The query rewriting service generates a list of paraphrases (i.e., alternate nearly equivalent wordings) for an Internet search query or a keyword expression. The service makes use of Sense Analysis to obtain the senses of the query and of the semantic relationships from the Language Graph to perform one or several transformations on the senses found.
Several levels of control over the generated rewrites are available:
- rewriting recipe selection
- transformations selection
- part of speech controls
- output filter selection
- weight filtering
This document describes these controls.
The first level of control available is the recipe selection.
The recipe specifies an overall target for the rewrite operation. This defines the transformation rules for each transformation types. It also influences the weight returned for the paraphrases as the weight considers the goal of the recipe.
The recipe is specified as parameter paraphrasingRecipe in the API. The following table shows the possible recipe values and their associated goal.
|paidListings||Generates equivalent keyword paraphrases, including some for a broader context. Uses broad generalization, rewording, and specialization. Appropriate for advertising applications.|
|productSearch||Generates equivalent keyword paraphrases targeted for searching a keyword index of products. Restricted to conservative generalization and rewording on product names and artefacts, and broader simplification and/or generalization on the rest of the query.|
|search||Generates equivalent keyword paraphrases targeted for searching a keyword index. Restricted to conservative generalization, rewording, and specialization.|
The rewrites are generated using several transformation rules regrouped in five types. Those types are explained in the following table. The actual rules enabled for each type depend on the recipe specified. Therefore different recipes will yield different rewrites for the same query despite the same transformations being enabled.
|synonymy||Replaces a sense with a synonym (different word, same sense).||New York -> Big Apple|
|generalization||Produces a broader rewrite by:
|specialization||Replaces a sense with a child sense.||
|association||Replaces a sense with another closely related sense in the Language Graph.||man psychology -> man psychologist|
||beach patrolling -> patrolling on beaches|
By default all transformation types are used. API parameter transformations can be used to explicitly enable specific transformations or turn some off.
Part of Speech Controls
The part of speech controls enable an application to specify how individual parts of speech (noun, verb, adjectives, adverbs) should be transformed.
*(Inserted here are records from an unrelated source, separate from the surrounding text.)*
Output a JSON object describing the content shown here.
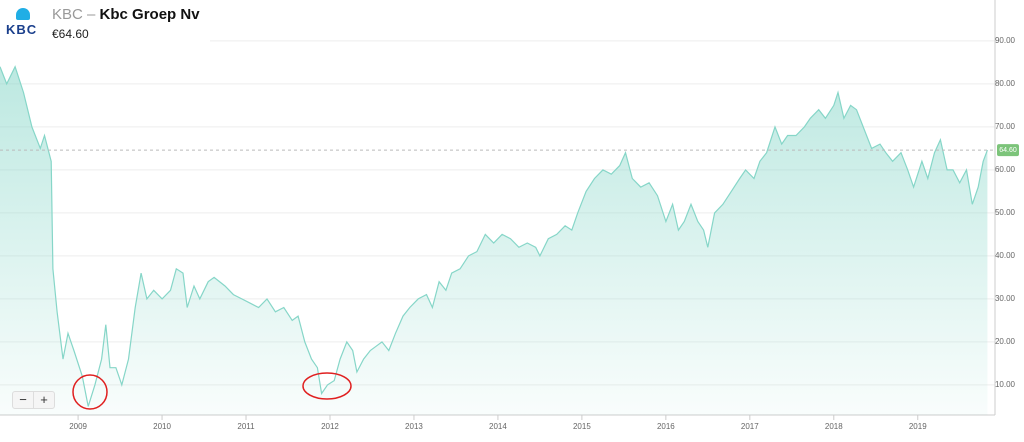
{
  "header": {
    "logo": "KBC",
    "ticker": "KBC",
    "separator": "–",
    "name": "Kbc Groep Nv",
    "price": "€64.60"
  },
  "zoom_controls": [
    "−",
    "+"
  ],
  "chart_data": {
    "type": "area",
    "color": "#86d6c8",
    "x": [
      2008.07,
      2008.15,
      2008.25,
      2008.35,
      2008.45,
      2008.55,
      2008.6,
      2008.68,
      2008.7,
      2008.75,
      2008.82,
      2008.88,
      2008.95,
      2009.05,
      2009.12,
      2009.2,
      2009.28,
      2009.33,
      2009.38,
      2009.45,
      2009.52,
      2009.6,
      2009.68,
      2009.75,
      2009.82,
      2009.9,
      2010.0,
      2010.1,
      2010.17,
      2010.25,
      2010.3,
      2010.38,
      2010.45,
      2010.55,
      2010.62,
      2010.75,
      2010.85,
      2010.95,
      2011.05,
      2011.15,
      2011.25,
      2011.35,
      2011.45,
      2011.55,
      2011.62,
      2011.7,
      2011.78,
      2011.85,
      2011.9,
      2011.97,
      2012.05,
      2012.12,
      2012.2,
      2012.27,
      2012.32,
      2012.4,
      2012.48,
      2012.55,
      2012.62,
      2012.7,
      2012.78,
      2012.87,
      2012.95,
      2013.05,
      2013.15,
      2013.22,
      2013.3,
      2013.38,
      2013.45,
      2013.55,
      2013.65,
      2013.75,
      2013.85,
      2013.95,
      2014.05,
      2014.15,
      2014.25,
      2014.35,
      2014.45,
      2014.5,
      2014.6,
      2014.7,
      2014.8,
      2014.88,
      2014.95,
      2015.05,
      2015.15,
      2015.25,
      2015.35,
      2015.45,
      2015.52,
      2015.6,
      2015.7,
      2015.8,
      2015.9,
      2016.0,
      2016.08,
      2016.15,
      2016.22,
      2016.3,
      2016.38,
      2016.45,
      2016.5,
      2016.58,
      2016.68,
      2016.78,
      2016.88,
      2016.95,
      2017.05,
      2017.12,
      2017.2,
      2017.3,
      2017.38,
      2017.45,
      2017.55,
      2017.65,
      2017.72,
      2017.82,
      2017.9,
      2018.0,
      2018.05,
      2018.12,
      2018.2,
      2018.27,
      2018.35,
      2018.45,
      2018.55,
      2018.62,
      2018.7,
      2018.8,
      2018.88,
      2018.95,
      2019.05,
      2019.12,
      2019.2,
      2019.27,
      2019.35,
      2019.42,
      2019.5,
      2019.58,
      2019.65,
      2019.72,
      2019.78,
      2019.83
    ],
    "values": [
      84,
      80,
      84,
      78,
      70,
      65,
      68,
      62,
      37,
      27,
      16,
      22,
      18,
      12,
      5,
      10,
      16,
      24,
      14,
      14,
      10,
      16,
      28,
      36,
      30,
      32,
      30,
      32,
      37,
      36,
      28,
      33,
      30,
      34,
      35,
      33,
      31,
      30,
      29,
      28,
      30,
      27,
      28,
      25,
      26,
      20,
      16,
      14,
      8,
      10,
      11,
      16,
      20,
      18,
      13,
      16,
      18,
      19,
      20,
      18,
      22,
      26,
      28,
      30,
      31,
      28,
      34,
      32,
      36,
      37,
      40,
      41,
      45,
      43,
      45,
      44,
      42,
      43,
      42,
      40,
      44,
      45,
      47,
      46,
      50,
      55,
      58,
      60,
      59,
      61,
      64,
      58,
      56,
      57,
      54,
      48,
      52,
      46,
      48,
      52,
      48,
      46,
      42,
      50,
      52,
      55,
      58,
      60,
      58,
      62,
      64,
      70,
      66,
      68,
      68,
      70,
      72,
      74,
      72,
      75,
      78,
      72,
      75,
      74,
      70,
      65,
      66,
      64,
      62,
      64,
      60,
      56,
      62,
      58,
      64,
      67,
      60,
      60,
      57,
      60,
      52,
      56,
      62,
      64.6
    ],
    "xlim": [
      2008.07,
      2019.92
    ],
    "xticks": [
      2009,
      2010,
      2011,
      2012,
      2013,
      2014,
      2015,
      2016,
      2017,
      2018,
      2019
    ],
    "ylim": [
      3,
      99.5
    ],
    "yticks": [
      {
        "value": 10,
        "label": "10.00"
      },
      {
        "value": 20,
        "label": "20.00"
      },
      {
        "value": 30,
        "label": "30.00"
      },
      {
        "value": 40,
        "label": "40.00"
      },
      {
        "value": 50,
        "label": "50.00"
      },
      {
        "value": 60,
        "label": "60.00"
      },
      {
        "value": 70,
        "label": "70.00"
      },
      {
        "value": 80,
        "label": "80.00"
      },
      {
        "value": 90,
        "label": "90.00"
      }
    ],
    "grid": true,
    "last_price": {
      "value": 64.6,
      "label": "64.60"
    }
  }
}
The following table describes how each can be controlled.
|remove||Words with that part of speech are always removed from any generated rewrites.|
|freeze||Words with that specified part of speech are never altered.|
|paraphrase||Words with that part of speech are subject to all transformations. This is the default.|
The controls can be provided using the API parameters adjectives, adverbs, nouns, verbs, and superfluousAdjectives. This last class are adjectives with no or little semantic content in search queries (e.g., “best”, “wonderful”, “great”).
Rewrites generated are normally subject to a likelyhood filter that rejects semantically correct transformations but unlikely to be found in a document. E.g., “free dating web sites -> no cost dating web sites”.
This filter can be controlled using API parameter filters. The filter is normally enabled.
Weight and Number of Rewrites
Each rewrite has a weight attribute. This weight is an empirical value based on the accuracy of the transformation that generated the paraphrase and the goal of the rewriting recipe. A weight of 0.60 would indicate that the rewrite should be productive 60% of the time for the intent of the recipe.
The rewrite logic generates paraphrases starting with the most accurate rules and finishing with the less productive ones. API parameter minWeight is used to indicate the minimum desired weight for a returned rewrite.
API parameter maxCount limits the number of rewrites generated. This can be useful to avoid generating too many. (Each rewrite is a charge unit in the query rewriting accounting. See Pricing.)
One can quickly experiment with these settings using the Query Rewriting demo. The output indicates the transformations that combined to yield each rewrite. The API Console is also a great tool to observe first hand the actual output of the API.